To elaborate - people talk about “pathways” in the brain. This does not have a very precise meaning, but it generally refers to how different parts of the brain are activated when you’re performing different tasks, or evaluating different kinds of information. In the context of vision, there are all sorts of processing tasks your brain performs automatically without your conscious control, effort, or awareness. Your brain automatically fills in the image when you blink, for instance, automatically fills in the rather large blind spot caused by the optic nerve attachment to the retina, and automatically processes the geometry and extent of objects even when you look at unmoving, 2D scenes. Have you ever wondered why, even with one eye closed, you have an innate awareness of the size, shape, orientation, etc. of all the objects in a scene, as opposed to just seeing a mess of colors? That is this part of the brain at work. Optical illusions all work by fooling this part of the brain, and the best illusions fool parts of the brain you can’t consciously bypass. anyway…

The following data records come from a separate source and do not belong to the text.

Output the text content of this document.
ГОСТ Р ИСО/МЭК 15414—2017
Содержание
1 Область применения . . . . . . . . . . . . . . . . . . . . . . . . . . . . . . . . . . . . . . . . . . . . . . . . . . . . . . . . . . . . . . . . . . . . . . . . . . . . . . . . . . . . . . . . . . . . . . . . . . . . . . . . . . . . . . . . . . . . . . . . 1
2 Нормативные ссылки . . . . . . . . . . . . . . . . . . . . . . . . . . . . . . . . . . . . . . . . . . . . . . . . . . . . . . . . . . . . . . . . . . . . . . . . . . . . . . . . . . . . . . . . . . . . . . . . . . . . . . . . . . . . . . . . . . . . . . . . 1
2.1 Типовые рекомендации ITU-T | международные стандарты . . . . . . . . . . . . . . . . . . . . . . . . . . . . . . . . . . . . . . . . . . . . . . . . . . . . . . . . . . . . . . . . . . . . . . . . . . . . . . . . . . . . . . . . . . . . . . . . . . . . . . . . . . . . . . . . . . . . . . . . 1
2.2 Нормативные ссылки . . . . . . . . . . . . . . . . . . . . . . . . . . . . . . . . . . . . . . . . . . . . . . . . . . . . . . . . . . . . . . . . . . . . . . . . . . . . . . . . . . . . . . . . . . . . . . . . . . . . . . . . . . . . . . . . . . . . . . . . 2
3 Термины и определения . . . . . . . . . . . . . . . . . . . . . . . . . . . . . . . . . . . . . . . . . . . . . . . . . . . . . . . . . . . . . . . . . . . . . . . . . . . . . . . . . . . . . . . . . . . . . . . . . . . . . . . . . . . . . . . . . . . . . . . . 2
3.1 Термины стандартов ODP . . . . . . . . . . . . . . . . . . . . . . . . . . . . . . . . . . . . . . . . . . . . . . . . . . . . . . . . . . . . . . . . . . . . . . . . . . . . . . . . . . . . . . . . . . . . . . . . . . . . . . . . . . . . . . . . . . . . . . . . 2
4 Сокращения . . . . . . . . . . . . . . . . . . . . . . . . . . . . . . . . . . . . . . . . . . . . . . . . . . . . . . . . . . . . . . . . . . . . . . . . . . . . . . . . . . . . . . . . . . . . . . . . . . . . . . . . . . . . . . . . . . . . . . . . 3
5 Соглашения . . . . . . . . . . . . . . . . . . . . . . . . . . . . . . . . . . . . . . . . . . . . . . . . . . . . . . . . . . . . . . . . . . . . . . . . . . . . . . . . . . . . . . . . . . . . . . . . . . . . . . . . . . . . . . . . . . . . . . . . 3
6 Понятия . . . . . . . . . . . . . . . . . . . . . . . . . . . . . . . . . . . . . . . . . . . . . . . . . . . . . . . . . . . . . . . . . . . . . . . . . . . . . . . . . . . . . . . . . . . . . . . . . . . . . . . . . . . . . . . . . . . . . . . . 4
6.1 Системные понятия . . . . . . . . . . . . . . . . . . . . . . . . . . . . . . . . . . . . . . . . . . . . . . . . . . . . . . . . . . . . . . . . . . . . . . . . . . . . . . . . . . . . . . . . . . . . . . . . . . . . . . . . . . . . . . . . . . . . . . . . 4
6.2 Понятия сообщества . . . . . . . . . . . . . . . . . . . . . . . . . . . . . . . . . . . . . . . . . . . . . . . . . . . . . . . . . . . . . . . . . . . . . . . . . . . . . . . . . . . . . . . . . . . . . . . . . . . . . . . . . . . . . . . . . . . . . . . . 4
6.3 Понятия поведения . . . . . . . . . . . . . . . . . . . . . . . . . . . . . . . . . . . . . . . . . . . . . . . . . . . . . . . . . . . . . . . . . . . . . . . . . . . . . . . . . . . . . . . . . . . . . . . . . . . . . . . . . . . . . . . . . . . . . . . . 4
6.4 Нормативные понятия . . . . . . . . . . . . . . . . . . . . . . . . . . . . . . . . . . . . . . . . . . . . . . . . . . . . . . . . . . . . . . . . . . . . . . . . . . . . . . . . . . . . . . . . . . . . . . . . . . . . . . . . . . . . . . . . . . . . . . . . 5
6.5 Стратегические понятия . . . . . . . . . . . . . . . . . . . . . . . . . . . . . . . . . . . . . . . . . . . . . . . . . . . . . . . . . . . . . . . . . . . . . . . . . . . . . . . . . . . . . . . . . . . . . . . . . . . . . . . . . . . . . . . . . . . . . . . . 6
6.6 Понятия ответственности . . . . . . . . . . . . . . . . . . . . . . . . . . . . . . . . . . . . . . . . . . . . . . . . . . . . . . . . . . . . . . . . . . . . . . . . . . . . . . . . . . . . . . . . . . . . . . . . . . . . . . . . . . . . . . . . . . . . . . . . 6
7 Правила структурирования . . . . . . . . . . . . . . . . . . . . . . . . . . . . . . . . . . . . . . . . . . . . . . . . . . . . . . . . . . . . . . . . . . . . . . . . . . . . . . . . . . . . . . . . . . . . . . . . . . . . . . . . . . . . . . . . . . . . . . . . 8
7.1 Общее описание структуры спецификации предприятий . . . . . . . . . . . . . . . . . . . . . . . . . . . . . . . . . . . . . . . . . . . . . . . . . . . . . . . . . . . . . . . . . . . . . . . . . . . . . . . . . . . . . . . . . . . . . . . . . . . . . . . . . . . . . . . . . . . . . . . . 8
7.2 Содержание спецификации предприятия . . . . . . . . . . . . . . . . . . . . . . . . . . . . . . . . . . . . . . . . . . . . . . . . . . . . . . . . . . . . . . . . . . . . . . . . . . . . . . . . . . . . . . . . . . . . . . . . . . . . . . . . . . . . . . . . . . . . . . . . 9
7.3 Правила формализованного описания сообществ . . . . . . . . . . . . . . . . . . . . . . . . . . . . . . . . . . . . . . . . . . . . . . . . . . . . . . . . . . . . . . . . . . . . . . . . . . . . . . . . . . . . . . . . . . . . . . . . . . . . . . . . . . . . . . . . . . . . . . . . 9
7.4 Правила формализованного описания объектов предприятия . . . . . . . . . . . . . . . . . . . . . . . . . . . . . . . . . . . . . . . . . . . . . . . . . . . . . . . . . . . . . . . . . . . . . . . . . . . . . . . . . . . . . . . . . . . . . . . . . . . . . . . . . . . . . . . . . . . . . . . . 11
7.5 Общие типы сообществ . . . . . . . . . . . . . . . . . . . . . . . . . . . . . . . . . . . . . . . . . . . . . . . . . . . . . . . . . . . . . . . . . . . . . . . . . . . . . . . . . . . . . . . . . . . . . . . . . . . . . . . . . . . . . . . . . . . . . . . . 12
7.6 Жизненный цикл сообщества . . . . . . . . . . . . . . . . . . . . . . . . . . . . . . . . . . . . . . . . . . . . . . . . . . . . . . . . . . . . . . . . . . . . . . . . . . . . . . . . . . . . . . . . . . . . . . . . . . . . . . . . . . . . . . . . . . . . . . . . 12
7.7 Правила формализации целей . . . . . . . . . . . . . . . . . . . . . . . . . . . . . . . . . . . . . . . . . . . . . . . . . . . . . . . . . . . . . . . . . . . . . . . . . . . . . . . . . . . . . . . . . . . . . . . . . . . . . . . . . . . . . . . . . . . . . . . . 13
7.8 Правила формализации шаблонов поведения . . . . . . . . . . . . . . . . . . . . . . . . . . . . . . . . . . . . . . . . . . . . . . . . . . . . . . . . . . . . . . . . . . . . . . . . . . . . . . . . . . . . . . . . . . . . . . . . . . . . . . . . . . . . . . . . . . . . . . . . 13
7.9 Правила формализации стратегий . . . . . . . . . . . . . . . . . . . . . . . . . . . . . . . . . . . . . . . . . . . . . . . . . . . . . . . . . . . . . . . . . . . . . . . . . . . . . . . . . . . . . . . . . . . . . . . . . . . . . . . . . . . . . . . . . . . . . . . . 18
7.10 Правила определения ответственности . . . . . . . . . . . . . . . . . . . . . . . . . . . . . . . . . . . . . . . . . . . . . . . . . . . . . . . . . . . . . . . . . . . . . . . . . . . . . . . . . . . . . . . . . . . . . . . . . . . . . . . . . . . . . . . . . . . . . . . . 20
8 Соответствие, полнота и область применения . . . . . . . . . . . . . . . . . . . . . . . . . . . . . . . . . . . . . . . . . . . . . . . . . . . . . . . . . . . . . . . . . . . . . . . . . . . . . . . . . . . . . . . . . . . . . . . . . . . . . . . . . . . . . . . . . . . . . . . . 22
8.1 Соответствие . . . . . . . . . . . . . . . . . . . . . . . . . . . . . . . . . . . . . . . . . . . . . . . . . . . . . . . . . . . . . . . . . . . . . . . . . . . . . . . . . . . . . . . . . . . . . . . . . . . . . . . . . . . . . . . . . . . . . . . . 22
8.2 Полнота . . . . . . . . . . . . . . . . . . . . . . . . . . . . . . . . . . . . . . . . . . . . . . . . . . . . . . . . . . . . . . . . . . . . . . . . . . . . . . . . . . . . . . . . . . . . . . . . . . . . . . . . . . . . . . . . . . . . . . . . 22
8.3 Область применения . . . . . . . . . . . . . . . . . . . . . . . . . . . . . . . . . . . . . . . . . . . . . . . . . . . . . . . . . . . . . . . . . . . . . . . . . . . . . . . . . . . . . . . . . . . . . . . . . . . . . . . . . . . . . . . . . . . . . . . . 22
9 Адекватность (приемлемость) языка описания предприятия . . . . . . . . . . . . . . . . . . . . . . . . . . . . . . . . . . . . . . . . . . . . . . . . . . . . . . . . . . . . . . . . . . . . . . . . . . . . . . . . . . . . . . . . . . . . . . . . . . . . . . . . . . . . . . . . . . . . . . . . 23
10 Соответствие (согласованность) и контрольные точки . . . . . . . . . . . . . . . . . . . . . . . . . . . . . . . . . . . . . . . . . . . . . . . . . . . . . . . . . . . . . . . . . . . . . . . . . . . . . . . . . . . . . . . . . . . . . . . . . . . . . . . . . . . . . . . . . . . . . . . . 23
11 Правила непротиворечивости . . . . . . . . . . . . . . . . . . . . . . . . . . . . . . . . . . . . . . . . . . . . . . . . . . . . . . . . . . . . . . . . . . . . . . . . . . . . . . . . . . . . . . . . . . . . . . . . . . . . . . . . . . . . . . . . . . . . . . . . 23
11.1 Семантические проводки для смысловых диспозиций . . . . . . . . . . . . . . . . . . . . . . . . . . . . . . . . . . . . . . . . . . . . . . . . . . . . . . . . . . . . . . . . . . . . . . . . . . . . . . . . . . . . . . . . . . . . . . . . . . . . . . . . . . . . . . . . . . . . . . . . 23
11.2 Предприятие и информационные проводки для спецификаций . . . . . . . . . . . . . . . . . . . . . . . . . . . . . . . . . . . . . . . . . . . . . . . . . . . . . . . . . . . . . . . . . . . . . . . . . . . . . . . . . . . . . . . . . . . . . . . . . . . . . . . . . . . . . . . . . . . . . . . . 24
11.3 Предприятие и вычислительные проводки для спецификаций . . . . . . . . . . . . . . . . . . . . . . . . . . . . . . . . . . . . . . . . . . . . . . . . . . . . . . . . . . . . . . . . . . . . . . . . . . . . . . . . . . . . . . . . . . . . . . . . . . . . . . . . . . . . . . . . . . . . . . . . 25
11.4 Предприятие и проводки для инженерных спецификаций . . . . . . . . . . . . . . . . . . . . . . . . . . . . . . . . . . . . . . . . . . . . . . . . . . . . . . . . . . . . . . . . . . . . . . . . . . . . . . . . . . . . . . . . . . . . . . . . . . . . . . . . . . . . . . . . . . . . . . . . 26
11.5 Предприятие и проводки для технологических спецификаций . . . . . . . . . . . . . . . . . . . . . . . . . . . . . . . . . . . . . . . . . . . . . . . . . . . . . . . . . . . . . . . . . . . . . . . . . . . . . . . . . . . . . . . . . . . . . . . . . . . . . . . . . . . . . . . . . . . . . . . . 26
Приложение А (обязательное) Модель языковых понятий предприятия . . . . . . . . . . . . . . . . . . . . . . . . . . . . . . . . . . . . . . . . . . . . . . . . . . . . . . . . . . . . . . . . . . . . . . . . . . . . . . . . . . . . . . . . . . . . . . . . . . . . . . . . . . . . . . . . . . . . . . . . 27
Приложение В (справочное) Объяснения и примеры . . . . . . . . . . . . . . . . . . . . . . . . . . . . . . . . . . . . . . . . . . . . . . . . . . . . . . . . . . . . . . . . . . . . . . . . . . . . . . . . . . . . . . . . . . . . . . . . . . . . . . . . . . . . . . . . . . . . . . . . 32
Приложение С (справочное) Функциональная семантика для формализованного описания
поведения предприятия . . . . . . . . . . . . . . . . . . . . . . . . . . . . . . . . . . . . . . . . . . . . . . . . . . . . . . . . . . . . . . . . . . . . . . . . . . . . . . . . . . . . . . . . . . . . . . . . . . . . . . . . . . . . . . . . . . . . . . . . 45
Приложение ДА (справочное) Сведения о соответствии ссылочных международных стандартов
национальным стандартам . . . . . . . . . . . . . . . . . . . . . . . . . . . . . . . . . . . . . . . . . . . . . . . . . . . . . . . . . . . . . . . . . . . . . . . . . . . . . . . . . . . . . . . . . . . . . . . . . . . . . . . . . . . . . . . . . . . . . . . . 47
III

The “uncanny valley” refers to the fact that people find it disturbing to look at replicas of human beings that are highly realistic but not quite perfect. Of course, people have no problem looking at highly stylized replicas of human beings, nor at perfect replicas, but as you go up in accuracy you pass through a close-but-not-quite-perfect region in which the replica looks indescribably revolting.
Wikipedia as always has a good description and examples, although some of their proposed explanations for the effect are a little wacko. Uncanny valley - Wikipedia
The theory proposed by certain experts on human vision, greatly simplified, is that, if a replica is sufficiently different from a human, your brain processes it using perceptual pathways that it uses for other inanimate objects. As the replica becomes more human-like, the perceptual pathways that are used to handle humans begin to become activated, and these unconsciously pick up on all the subtle ways in which the replica is “wrong” or inconsistent with past experience.

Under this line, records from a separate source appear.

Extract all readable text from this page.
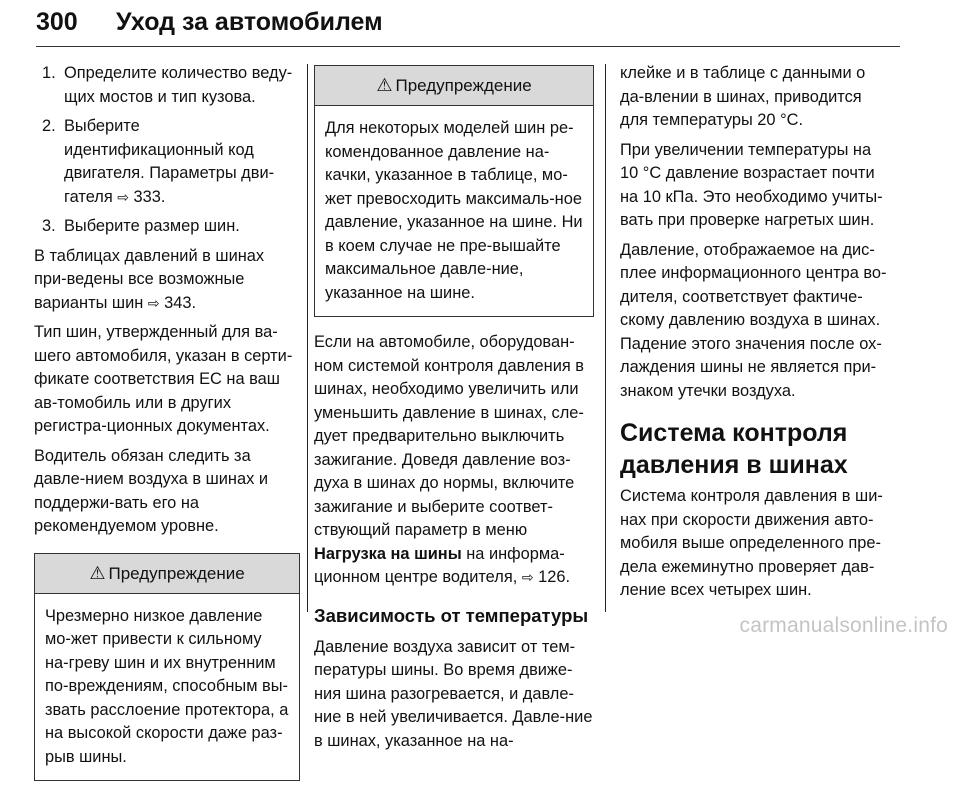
300 Уход за автомобилем
1. Определите количество веду-щих мостов и тип кузова.
2. Выберите идентификационный код двигателя. Параметры дви-гателя ⇨ 333.
3. Выберите размер шин.

В таблицах давлений в шинах при-ведены все возможные варианты шин ⇨ 343.

Тип шин, утвержденный для ва-шего автомобиля, указан в серти-фикате соответствия ЕС на ваш ав-томобиль или в других регистра-ционных документах.

Водитель обязан следить за давле-нием воздуха в шинах и поддержи-вать его на рекомендуемом уровне.

⚠ Предупреждение
Чрезмерно низкое давление мо-жет привести к сильному на-греву шин и их внутренним по-вреждениям, способным вы-звать расслоение протектора, а на высокой скорости даже раз-рыв шины.
⚠ Предупреждение
Для некоторых моделей шин ре-комендованное давление на-качки, указанное в таблице, мо-жет превосходить максималь-ное давление, указанное на шине. Ни в коем случае не пре-вышайте максимальное давле-ние, указанное на шине.

Если на автомобиле, оборудован-ном системой контроля давления в шинах, необходимо увеличить или уменьшить давление в шинах, сле-дует предварительно выключить зажигание. Доведя давление воз-духа в шинах до нормы, включите зажигание и выберите соответ-ствующий параметр в меню Нагрузка на шины на информа-ционном центре водителя, ⇨ 126.

Зависимость от температуры

Давление воздуха зависит от тем-пературы шины. Во время движе-ния шина разогревается, и давле-ние в ней увеличивается. Давле-ние в шинах, указанное на на-

клейке и в таблице с данными о да-влении в шинах, приводится для температуры 20 °C.

При увеличении температуры на 10 °C давление возрастает почти на 10 кПа. Это необходимо учиты-вать при проверке нагретых шин.

Давление, отображаемое на дис-плее информационного центра во-дителя, соответствует фактиче-скому давлению воздуха в шинах. Падение этого значения после ох-лаждения шины не является при-знаком утечки воздуха.

Система контроля давления в шинах

Система контроля давления в ши-нах при скорости движения авто-мобиля выше определенного пре-дела ежеминутно проверяет дав-ление всех четырех шин.

carmanualsonline.info
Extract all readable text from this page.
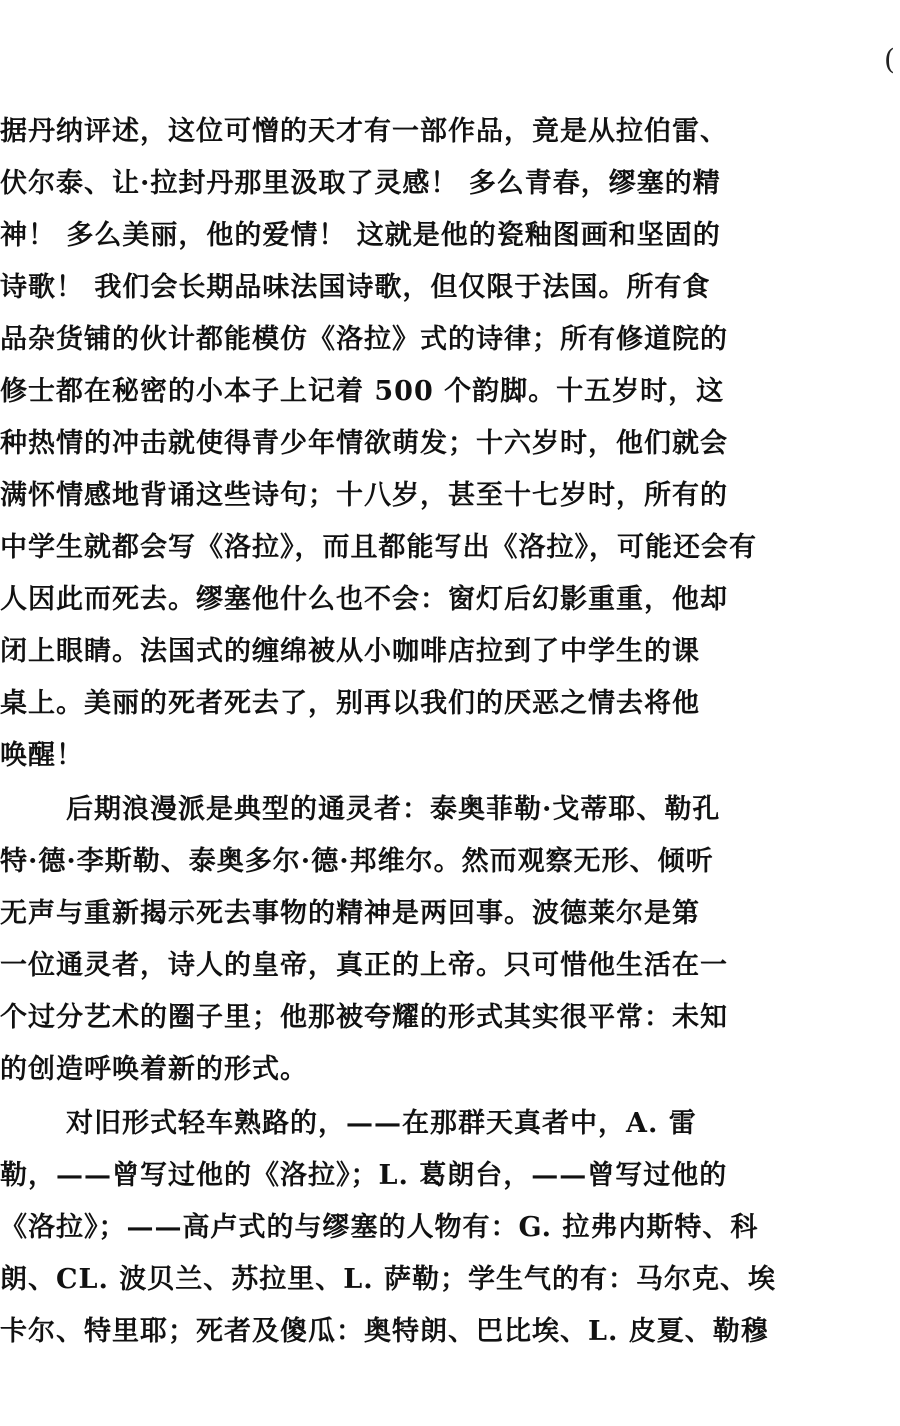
(
据丹纳评述，这位可憎的天才有一部作品，竟是从拉伯雷、
伏尔泰、让·拉封丹那里汲取了灵感！ 多么青春，缪塞的精
神！ 多么美丽，他的爱情！ 这就是他的瓷釉图画和坚固的
诗歌！ 我们会长期品味法国诗歌，但仅限于法国。所有食
品杂货铺的伙计都能模仿《洛拉》式的诗律；所有修道院的
修士都在秘密的小本子上记着 500 个韵脚。十五岁时，这
种热情的冲击就使得青少年情欲萌发；十六岁时，他们就会
满怀情感地背诵这些诗句；十八岁，甚至十七岁时，所有的
中学生就都会写《洛拉》，而且都能写出《洛拉》，可能还会有
人因此而死去。缪塞他什么也不会：窗灯后幻影重重，他却
闭上眼睛。法国式的缠绵被从小咖啡店拉到了中学生的课
桌上。美丽的死者死去了，别再以我们的厌恶之情去将他
唤醒！
后期浪漫派是典型的通灵者：泰奥菲勒·戈蒂耶、勒孔
特·德·李斯勒、泰奥多尔·德·邦维尔。然而观察无形、倾听
无声与重新揭示死去事物的精神是两回事。波德莱尔是第
一位通灵者，诗人的皇帝，真正的上帝。只可惜他生活在一
个过分艺术的圈子里；他那被夸耀的形式其实很平常：未知
的创造呼唤着新的形式。
对旧形式轻车熟路的，——在那群天真者中，A. 雷
勒，——曾写过他的《洛拉》；L. 葛朗台，——曾写过他的
《洛拉》；——高卢式的与缪塞的人物有：G. 拉弗内斯特、科
朗、CL. 波贝兰、苏拉里、L. 萨勒；学生气的有：马尔克、埃
卡尔、特里耶；死者及傻瓜：奥特朗、巴比埃、L. 皮夏、勒穆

I suspect the “soap opera effect” has a similar basis. When you are a watching an ordinary 24 fps movie, the motion is sufficiently different from reality that some of the normal pathways your brain uses to process a moving visual scene are not activated. After all, your brain evolved for billions of years to process motion at the fastest rate the eye can see, and the subtle stutter-step of 24 fps movies has no connection to anything in nature. Various specialized, high-speed processes in your brain, that are normally inactive when staring at still images, remain inactive when staring at a quasi-rapid succession of still images.

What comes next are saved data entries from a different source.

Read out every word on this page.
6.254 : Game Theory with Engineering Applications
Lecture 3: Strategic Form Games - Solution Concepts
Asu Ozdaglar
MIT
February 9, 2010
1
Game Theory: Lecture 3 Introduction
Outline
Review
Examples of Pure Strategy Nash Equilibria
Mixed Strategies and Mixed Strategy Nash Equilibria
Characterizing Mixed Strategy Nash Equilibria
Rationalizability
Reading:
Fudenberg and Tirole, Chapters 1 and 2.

A high-frame-rate movie is faster than your eye can detect (or very close, anyway), and this is enough to activate some additional parts of your brain that are normally suppressed when watching low-frame-rate movies. Many of these are probably related to the interaction between motion and movement, and motion and lighting, and are normally suppressed because 24 fps stutter-steps is not the input they evolved to handle over billions of years. 48 fps is fast enough to at least partially activate them, and so these other pathways activate, and you notice all the things that are “wrong” in various ways - armor that is supposed to be solid and heavy but actually flexes slightly when the actor moves, a piece of “wood” in the background that actually interacts with the light more like the piece of painted plastic it really is, etc.